Explanation of Symbols
[0079] 10... Measuring device, 14... Movable plate, 16... Molded body, 17... Support plate, 18... Frame, 40... Melting furnace, 40a... Drying / preheating zone, 40b... Pyrolysis zone, 40c... Combustion / melting zone, 41... Coke packed bed, 42... Shaft section, 43... Pyrolysis residue, 44... Morning glory section, 45... Upper tuyere, 46... Furnace bottom, 47... Lower tuyere, 48... Waste, 49... Slag outlet, 50... Charging device, 52... Exhaust gas pipe, 100... Waste melting treatment equipment.
Claims
1. The molded body contains an inorganic material including at least one of a lime source and a silica source, plastic, and biomass. The plastic content relative to the entire molded body is 20% by mass or more and less than 50% by mass. The biomass content relative to the entire molded body is 20% by mass or more. The inorganic substance includes particles having a particle size of 1 mm or less. The basicity adjusting agent wherein the particle size of the molded body is 5 to 100 mm.
2. The inorganic substance includes the lime source, The basicity adjusting agent according to claim 1, wherein the content of the lime source relative to the entire molded body is 10 to 60% by mass.
3. The basicity adjusting agent according to claim 1 or 2, wherein the plastic includes a thermoplastic and the biomass includes woody biomass.
4. The density of the molded body is 0.95 g / cm³. 3 The basicity adjusting agent according to any one of claims 1 to 3.

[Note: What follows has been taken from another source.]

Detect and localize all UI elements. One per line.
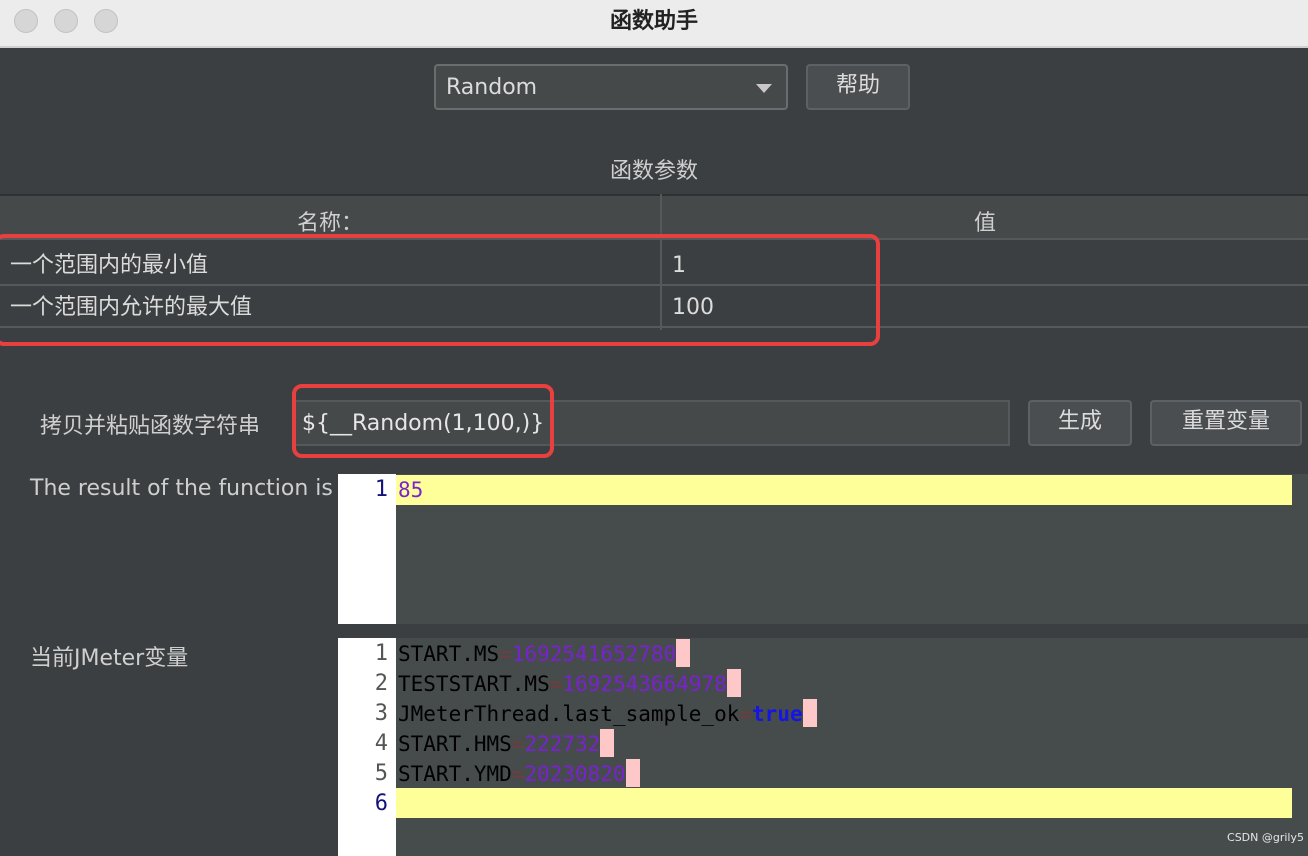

5. The process includes a step of producing a molded body by pressurizing a raw material containing an inorganic substance containing at least one of a lime source and a silica source, plastic, and biomass while heating it to 140 to 350°C. The inorganic material contains particles having a particle size of 1 mm or less, and the particle size of the molded body is 5 to 100 mm. A method for producing a basicity adjusting agent including the molded article, wherein the content of the plastic relative to the total raw materials is 20% by mass or more and less than 50% by mass, and the content of the biomass relative to the total raw materials is 20% by mass or more.
6. A waste melting treatment method in which waste is charged into a melting furnace and melted, A waste melting treatment method comprising a step of adjusting the basicity of molten slag using a basicity adjusting agent described in any one of claims 1 to 4.